C’est le second temps : la Parole de Dieu entendue, reconnue et tenue pour véridique. Ce second temps commence par la patience nécessaire pour examiner nous-mêmes cette Parole et son efficacité ; il nous faut le temps d’accueillir cette Parole, de la lire, de la comprendre. C’est la Parole entendue, comprise et vécue par quelques-uns qui touchera le cœur des hommes et leur ouvrira un chemin de conversion. Le « vivre ensemble » annoncé par les prophètes, re-fondé par la Loi d’amour du Christ Sauveur, dépend de notre capacité à accueillir cette Parole dans nos propres vies et à nous laisser convertir par elle. Il revient donc bien aux croyants que nous sommes de commencer à vivre cette Parole ; il n’y a pas d’autre voie pour être un témoin authentique. Dieu est patient avec nous : il annonce la venue du jour du jugement, mais il laisse à chacun le temps de se convertir. Nous pouvons donc commencer dès maintenant à bâtir entre nous une vraie fraternité permettant un « vivre ensemble » de qualité. Si chacun s’y met, le monde peut changer. Les courriers des nombreuses associations caritatives qui s’adressent à nous en chaque fin d’année montrent que des hommes et des femmes savent se mobiliser pour procurer à d’autres un surcroît de vie. Tous ne sont pas chrétiens : mais tous ont compris que la solidarité n’avait pas de frontière et que si l’on attendait que l’autre commence, jamais rien ne se ferait. Certains agissent au nom d’une humanité à développer ; nous pouvons et devons, quant à nous, agir au nom du Christ, lui qui a donné à l’humanité sa vraie dimension : elle est à l’image et à la ressemblance de Dieu, un Dieu qui n’abandonne jamais son peuple, un Dieu qui voit la misère des hommes, un Dieu qui entend les cris des malheureux.  Témoins d’un tel Dieu, comment pourrions-nous ne pas avoir la même attention à ces petits dont le Christ dit qu’ils sont ses frères !

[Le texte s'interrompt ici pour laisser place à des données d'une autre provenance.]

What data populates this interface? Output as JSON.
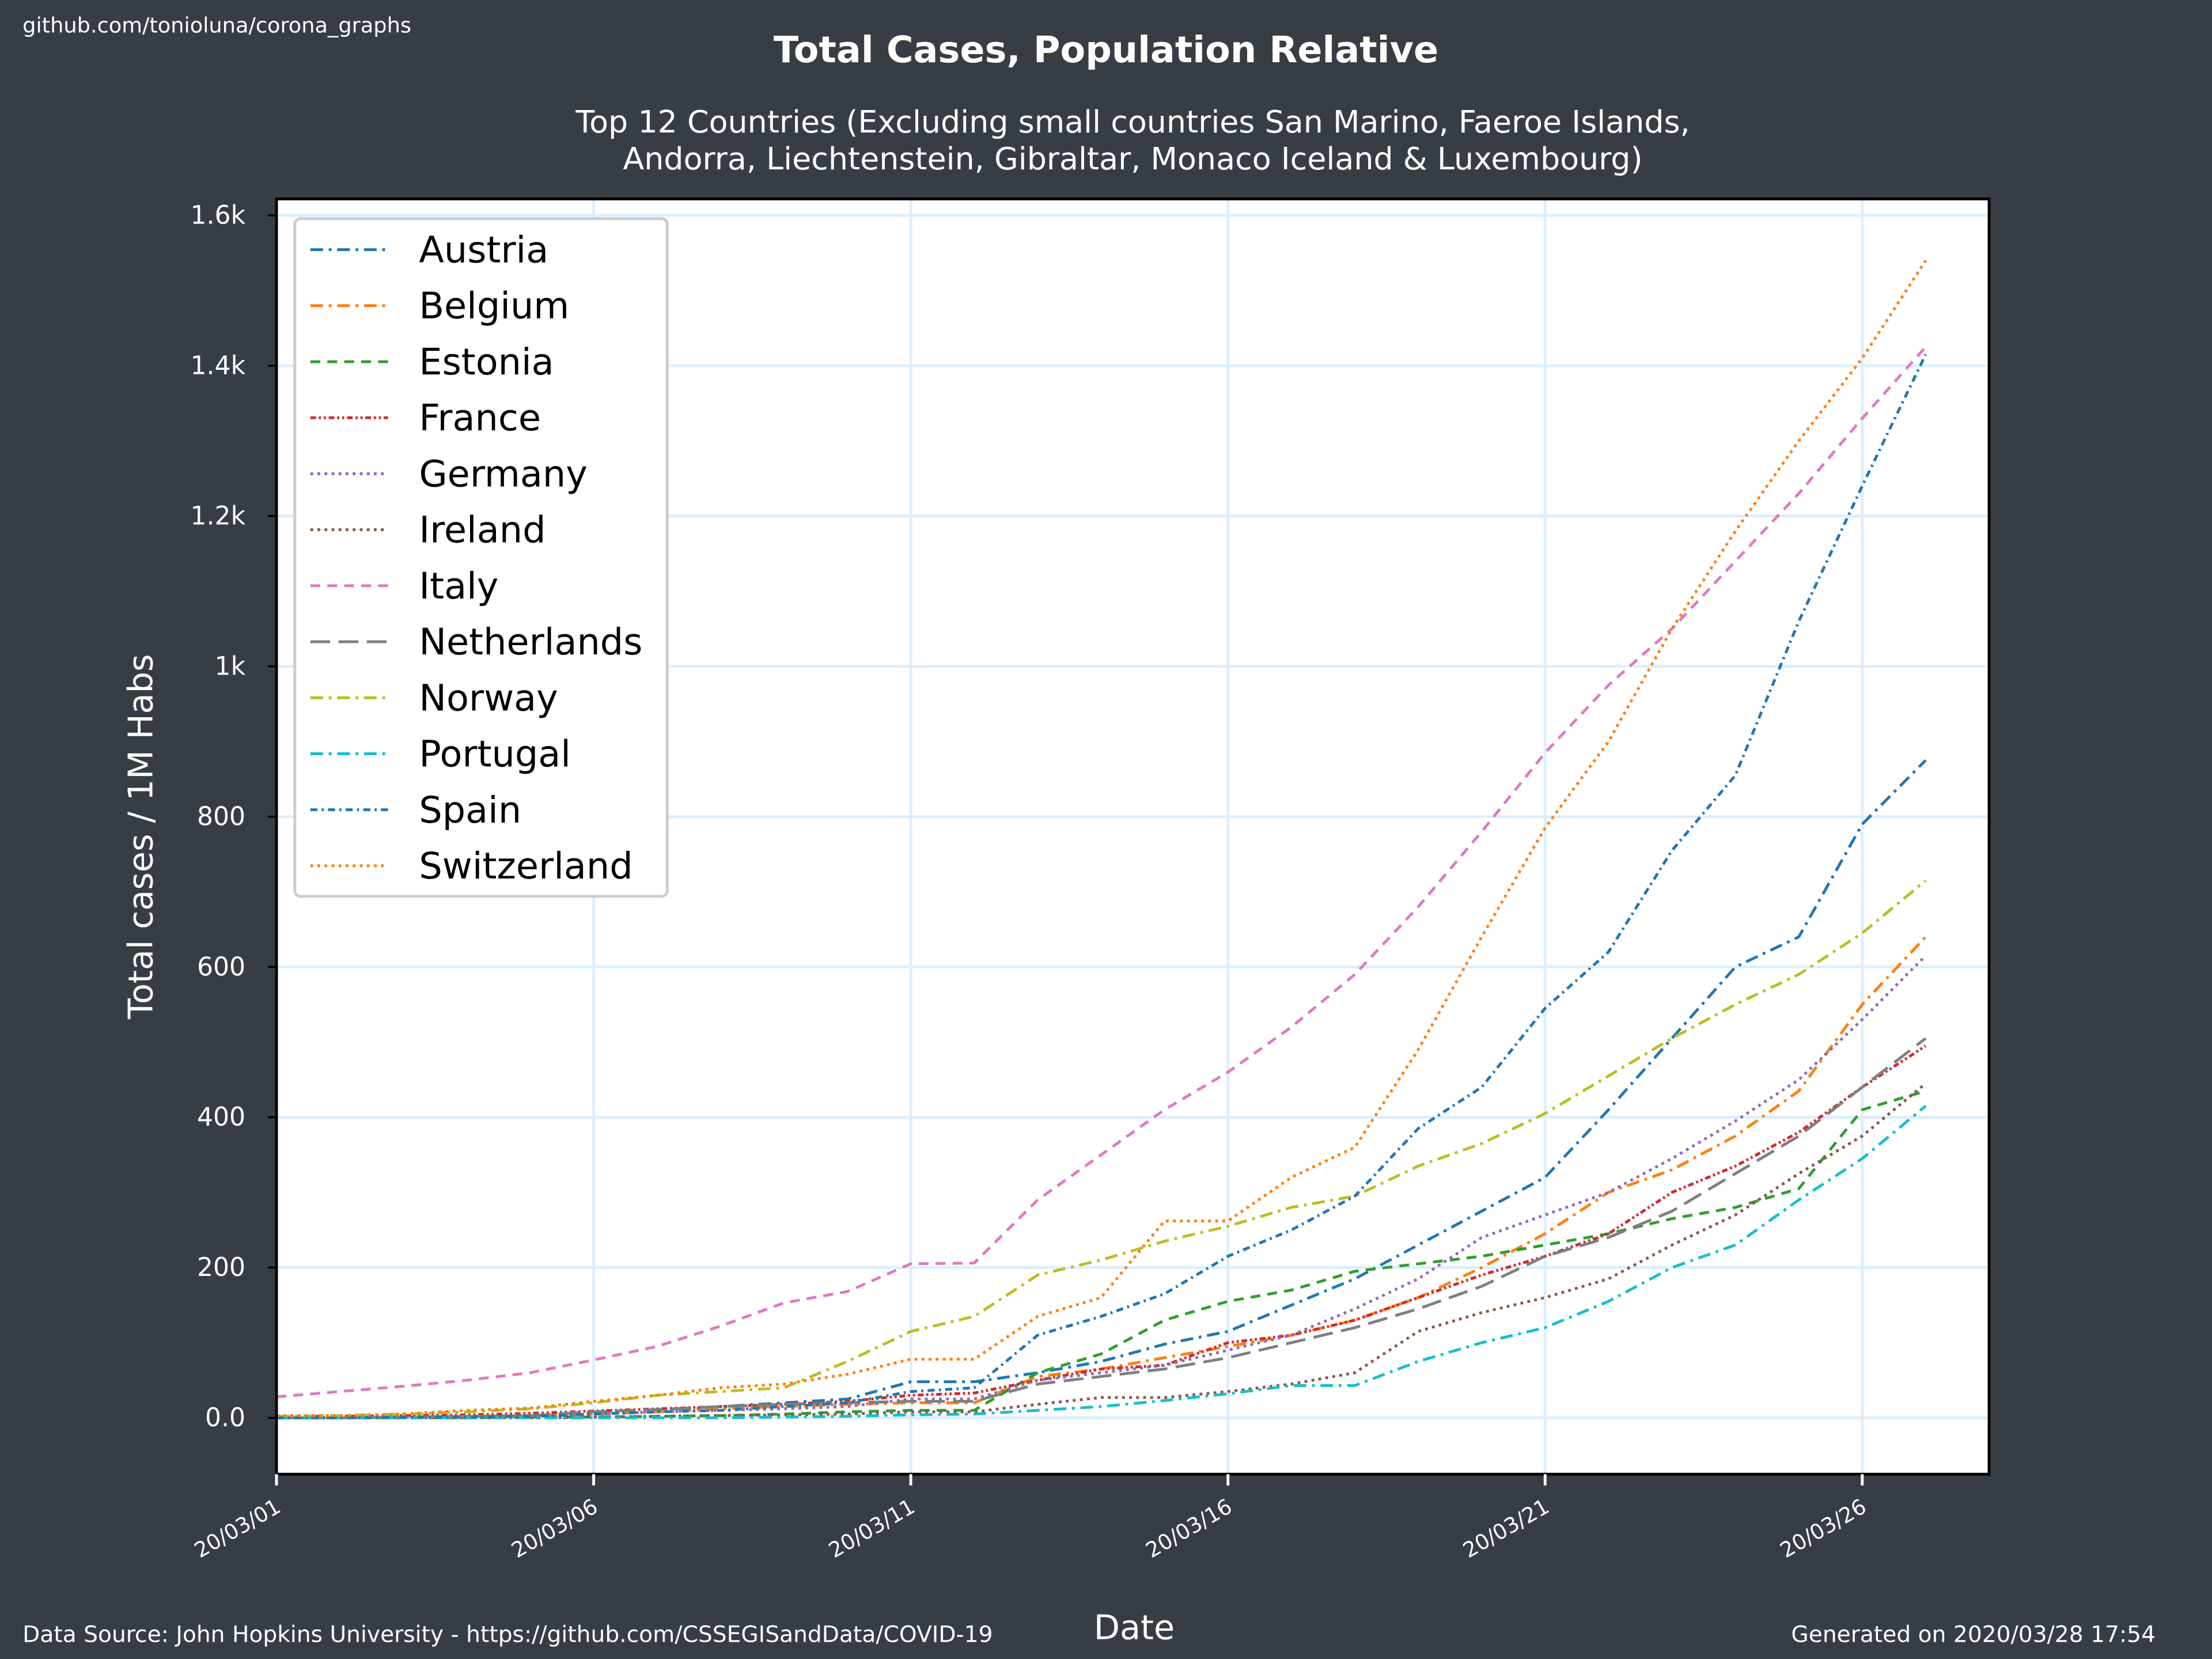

Le « vivre ensemble » est devenu, en nos temps troublés, un slogan politique mille fois entendu. Mais il ne peut, ni ne doit le rester. A en croire les prophètes, c’est d’abord un signe du Royaume qui vient. En nous appuyant sur la Parole entendue, nous serons les mains de Dieu à l’œuvre dans le monde pour que cette Parole puisse aussi être vécue. Que l’Esprit Saint nous aide donc à transformer notre monde en transformant d’abord nos cœurs et nos vies pour un meilleur service de nos frères et sœurs en humanité. Amen.